FAIRBANKS (AP) -- As Interior-area manager for the Department of Transportation, Ron Reitano doesn't usually hope for snow. But things are a little different this year.
''We would like it to snow,'' Reitano told the Fairbanks Daily News-Miner.
This winter's unusual weather has left roads free of snow. Instead, crews have been dealing with ice. Moving snow is easier than melting ice and road crews have been scrambling for the past two months to keep glazed roads safe for motorists.
Instead of paying money to remove snow, the state is spending money to spread gravel, sand and salt on roads.

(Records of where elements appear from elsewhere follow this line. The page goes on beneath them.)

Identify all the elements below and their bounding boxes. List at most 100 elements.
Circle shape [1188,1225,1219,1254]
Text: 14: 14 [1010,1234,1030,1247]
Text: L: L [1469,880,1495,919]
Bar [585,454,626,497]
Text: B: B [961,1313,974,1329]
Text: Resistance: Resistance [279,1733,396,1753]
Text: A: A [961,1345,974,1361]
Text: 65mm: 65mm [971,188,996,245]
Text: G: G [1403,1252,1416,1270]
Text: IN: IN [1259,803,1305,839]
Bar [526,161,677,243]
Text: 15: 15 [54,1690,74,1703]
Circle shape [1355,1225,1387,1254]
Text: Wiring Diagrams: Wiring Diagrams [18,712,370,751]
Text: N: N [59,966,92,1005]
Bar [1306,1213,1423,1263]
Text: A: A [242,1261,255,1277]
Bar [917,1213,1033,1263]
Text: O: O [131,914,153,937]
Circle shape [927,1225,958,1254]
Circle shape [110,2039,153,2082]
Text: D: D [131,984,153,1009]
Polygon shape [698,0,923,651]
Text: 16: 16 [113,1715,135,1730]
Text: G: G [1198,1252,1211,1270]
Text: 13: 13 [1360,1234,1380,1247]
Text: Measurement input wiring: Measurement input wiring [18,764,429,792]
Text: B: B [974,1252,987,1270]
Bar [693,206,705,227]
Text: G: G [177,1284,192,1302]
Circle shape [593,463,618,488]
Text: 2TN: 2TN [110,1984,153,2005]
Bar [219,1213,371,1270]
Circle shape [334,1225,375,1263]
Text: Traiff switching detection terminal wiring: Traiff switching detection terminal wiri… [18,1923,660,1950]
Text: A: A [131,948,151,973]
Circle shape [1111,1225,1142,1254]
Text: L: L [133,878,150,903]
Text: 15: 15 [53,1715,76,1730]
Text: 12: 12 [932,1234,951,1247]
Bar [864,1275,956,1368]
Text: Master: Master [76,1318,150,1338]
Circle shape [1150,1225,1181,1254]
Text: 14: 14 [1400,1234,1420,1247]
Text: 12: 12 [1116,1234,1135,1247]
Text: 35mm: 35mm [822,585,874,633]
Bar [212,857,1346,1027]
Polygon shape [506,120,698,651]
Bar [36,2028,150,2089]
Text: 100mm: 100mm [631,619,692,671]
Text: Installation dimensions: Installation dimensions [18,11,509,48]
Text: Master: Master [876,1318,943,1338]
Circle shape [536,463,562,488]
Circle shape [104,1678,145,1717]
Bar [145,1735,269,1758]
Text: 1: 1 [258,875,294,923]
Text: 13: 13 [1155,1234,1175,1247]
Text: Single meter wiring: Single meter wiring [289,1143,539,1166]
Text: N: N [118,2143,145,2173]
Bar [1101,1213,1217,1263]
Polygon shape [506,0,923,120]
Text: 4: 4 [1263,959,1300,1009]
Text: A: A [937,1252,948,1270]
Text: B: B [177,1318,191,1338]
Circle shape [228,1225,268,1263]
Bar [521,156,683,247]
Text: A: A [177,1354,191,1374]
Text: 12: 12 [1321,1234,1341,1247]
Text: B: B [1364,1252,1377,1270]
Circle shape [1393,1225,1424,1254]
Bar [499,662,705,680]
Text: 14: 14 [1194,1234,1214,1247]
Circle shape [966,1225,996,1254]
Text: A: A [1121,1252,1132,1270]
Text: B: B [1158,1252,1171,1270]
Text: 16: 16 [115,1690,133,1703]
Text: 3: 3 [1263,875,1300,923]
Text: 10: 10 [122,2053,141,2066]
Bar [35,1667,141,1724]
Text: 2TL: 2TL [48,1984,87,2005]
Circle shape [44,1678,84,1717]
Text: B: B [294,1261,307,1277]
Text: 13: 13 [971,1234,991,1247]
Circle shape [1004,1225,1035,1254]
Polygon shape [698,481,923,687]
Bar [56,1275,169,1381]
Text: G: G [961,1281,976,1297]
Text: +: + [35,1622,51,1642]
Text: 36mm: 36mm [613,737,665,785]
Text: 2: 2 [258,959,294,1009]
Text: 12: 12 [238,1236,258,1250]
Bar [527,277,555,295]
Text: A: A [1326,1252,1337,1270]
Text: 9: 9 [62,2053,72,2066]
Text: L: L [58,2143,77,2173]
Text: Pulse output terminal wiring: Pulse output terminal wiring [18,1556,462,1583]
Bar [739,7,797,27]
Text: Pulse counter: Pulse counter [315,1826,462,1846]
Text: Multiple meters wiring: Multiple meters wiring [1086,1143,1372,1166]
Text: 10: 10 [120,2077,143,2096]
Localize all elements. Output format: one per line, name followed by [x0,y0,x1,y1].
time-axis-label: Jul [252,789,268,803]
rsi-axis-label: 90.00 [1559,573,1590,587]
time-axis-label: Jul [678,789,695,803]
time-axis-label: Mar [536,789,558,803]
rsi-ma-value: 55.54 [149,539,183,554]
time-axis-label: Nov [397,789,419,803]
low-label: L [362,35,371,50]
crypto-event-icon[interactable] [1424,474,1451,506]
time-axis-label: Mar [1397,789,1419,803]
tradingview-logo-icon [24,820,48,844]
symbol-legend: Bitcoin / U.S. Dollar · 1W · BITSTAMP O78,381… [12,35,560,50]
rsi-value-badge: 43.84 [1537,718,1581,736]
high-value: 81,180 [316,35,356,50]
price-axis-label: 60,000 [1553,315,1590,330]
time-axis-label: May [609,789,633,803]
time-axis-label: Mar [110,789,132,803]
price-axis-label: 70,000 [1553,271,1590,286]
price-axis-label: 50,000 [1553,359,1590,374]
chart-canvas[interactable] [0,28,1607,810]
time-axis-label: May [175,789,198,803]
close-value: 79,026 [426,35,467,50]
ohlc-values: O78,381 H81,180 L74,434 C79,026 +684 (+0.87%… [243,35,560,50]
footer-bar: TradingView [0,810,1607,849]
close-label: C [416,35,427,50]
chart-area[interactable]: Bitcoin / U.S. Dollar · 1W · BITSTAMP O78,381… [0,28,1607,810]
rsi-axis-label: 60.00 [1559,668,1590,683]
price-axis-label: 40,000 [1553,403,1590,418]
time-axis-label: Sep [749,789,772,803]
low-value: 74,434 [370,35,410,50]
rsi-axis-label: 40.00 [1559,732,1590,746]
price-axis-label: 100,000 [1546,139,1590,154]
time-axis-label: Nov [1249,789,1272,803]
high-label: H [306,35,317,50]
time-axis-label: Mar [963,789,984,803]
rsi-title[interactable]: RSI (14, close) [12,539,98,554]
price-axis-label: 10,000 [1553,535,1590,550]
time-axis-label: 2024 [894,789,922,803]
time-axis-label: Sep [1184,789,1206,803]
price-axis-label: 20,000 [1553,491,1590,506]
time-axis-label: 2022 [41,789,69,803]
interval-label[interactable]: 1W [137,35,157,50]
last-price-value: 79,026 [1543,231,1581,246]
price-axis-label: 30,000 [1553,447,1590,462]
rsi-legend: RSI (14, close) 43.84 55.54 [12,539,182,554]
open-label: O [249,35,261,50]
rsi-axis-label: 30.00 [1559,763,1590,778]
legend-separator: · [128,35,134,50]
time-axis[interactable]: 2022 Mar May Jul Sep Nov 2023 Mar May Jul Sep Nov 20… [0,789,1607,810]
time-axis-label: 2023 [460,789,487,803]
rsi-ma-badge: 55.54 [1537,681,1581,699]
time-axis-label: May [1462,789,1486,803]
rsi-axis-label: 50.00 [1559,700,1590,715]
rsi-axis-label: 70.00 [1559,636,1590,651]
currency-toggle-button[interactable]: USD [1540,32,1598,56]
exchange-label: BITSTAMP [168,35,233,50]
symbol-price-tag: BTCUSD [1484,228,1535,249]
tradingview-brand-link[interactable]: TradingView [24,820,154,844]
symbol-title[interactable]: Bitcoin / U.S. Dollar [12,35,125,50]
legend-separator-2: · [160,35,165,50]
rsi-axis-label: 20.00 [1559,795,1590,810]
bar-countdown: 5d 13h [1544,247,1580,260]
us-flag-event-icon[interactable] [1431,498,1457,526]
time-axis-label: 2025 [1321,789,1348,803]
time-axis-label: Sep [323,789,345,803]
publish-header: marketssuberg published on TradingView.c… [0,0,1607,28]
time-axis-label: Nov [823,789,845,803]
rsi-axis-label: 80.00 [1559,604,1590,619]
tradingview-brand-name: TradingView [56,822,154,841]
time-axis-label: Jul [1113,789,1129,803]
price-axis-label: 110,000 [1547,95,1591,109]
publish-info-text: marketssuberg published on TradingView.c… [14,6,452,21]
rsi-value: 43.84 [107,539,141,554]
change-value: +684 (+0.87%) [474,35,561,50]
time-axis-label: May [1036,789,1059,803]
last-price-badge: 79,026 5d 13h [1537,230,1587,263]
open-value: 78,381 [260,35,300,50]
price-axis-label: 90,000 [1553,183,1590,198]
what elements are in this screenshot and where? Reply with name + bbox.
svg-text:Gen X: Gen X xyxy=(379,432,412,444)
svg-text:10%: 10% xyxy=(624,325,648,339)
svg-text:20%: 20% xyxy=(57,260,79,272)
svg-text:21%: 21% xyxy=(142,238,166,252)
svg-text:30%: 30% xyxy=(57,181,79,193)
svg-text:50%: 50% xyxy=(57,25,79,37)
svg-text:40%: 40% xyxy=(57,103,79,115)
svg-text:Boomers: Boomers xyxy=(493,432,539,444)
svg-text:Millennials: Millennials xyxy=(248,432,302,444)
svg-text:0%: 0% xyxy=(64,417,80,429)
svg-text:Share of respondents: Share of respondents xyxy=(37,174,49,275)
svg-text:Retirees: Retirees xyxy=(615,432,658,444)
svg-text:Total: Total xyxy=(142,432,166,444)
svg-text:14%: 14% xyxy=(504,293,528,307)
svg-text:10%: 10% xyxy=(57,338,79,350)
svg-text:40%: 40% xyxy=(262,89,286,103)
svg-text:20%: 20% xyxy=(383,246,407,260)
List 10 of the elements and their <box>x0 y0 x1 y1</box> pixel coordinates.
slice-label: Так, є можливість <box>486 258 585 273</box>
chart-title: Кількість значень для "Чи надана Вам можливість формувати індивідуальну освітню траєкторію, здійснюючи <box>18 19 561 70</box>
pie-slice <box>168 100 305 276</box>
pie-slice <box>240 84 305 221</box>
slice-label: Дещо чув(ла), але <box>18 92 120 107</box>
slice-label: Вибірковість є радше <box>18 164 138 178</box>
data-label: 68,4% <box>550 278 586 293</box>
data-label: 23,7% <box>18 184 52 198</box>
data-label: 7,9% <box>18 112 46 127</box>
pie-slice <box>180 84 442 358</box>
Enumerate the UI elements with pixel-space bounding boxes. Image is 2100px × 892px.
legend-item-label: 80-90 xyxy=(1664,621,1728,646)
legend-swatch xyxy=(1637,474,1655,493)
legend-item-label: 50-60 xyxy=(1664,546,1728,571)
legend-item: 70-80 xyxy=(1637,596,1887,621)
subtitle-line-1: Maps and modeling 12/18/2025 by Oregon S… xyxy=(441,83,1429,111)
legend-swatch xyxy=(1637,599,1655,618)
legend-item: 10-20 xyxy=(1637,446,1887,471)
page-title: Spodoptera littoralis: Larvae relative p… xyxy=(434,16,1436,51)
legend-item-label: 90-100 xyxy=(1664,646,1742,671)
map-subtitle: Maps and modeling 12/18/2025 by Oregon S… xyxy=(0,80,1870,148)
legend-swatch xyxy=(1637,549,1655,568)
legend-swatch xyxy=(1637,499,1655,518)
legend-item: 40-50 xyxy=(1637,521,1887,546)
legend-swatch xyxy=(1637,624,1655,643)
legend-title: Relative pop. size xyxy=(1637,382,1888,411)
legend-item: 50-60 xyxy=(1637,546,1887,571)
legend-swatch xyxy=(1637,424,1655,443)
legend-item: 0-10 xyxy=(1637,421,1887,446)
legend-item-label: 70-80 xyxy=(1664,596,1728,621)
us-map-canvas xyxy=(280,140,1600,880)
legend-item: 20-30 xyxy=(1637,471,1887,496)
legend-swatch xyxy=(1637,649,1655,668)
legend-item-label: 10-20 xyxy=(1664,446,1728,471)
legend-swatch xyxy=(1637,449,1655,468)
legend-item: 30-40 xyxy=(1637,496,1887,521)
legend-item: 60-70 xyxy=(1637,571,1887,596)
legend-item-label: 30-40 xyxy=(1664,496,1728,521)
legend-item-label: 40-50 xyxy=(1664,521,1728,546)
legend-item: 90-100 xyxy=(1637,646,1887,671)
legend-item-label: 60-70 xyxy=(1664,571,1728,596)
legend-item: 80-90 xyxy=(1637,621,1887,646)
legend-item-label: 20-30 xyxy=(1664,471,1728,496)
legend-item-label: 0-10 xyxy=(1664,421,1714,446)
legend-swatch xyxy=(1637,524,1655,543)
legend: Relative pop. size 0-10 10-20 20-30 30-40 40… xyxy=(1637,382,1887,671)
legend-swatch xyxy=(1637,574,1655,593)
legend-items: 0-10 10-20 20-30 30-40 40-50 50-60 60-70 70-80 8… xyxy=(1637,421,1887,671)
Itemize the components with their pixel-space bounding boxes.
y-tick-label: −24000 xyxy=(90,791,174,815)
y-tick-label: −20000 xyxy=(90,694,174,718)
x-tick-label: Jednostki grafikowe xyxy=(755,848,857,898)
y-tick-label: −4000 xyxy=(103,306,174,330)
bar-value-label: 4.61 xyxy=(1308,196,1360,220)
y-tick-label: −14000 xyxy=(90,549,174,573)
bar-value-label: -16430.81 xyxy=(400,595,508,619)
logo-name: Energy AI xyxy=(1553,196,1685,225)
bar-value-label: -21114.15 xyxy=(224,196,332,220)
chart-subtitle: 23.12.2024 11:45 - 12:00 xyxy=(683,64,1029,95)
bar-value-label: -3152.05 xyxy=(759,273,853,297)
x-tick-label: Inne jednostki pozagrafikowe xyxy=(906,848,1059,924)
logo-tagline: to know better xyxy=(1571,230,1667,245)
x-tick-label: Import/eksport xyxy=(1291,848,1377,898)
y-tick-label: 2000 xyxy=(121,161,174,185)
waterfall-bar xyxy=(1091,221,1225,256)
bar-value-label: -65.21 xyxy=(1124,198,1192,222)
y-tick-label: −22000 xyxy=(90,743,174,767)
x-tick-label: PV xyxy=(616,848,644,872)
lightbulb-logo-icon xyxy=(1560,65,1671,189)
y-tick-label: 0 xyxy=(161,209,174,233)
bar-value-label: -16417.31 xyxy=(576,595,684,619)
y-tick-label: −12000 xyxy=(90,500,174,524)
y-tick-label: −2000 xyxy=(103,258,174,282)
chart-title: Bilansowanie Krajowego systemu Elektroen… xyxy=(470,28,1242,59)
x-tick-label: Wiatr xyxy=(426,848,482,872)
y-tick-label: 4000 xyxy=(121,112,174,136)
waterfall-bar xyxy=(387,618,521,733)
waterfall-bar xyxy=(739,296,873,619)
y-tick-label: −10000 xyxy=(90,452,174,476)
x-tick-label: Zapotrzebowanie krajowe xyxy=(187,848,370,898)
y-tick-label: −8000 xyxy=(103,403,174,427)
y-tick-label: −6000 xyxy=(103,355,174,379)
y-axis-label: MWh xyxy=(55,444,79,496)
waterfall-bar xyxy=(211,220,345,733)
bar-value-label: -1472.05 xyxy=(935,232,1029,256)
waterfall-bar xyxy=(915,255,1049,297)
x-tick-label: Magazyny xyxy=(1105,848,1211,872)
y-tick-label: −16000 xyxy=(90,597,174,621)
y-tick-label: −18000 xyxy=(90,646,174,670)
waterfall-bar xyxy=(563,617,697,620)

The state Department of Transportation is quickly using up the sand and gravel it bought for this winter, DOT spokeswoman Shannon McCarthy said.
''We buy 8,000 yards at the start of each year, and we've gone through about half,'' she said of the Interior's supply. ''Typically, we'd have gone through about 2,000 yards by now.''
The state has already run out of salt in Fairbanks and had to order more from Anchorage, Reitano said. The salt is mixed in with the gravel and is put on the slickest areas, he said.
So far, the state has used about 100 tons of salt, which is usually enough to last the winter, Reitano said. DOT bought an additional 100 tons of salt at $120 a ton to get through the rest of the winter. At this rate, though, it may not be enough.
The more sand and gravel that is put on the roads now means more work for DOT and city workers in the spring. Crews will have to clean up gravel at intersections and sweep gravel off streets and sidewalks, Reitano said.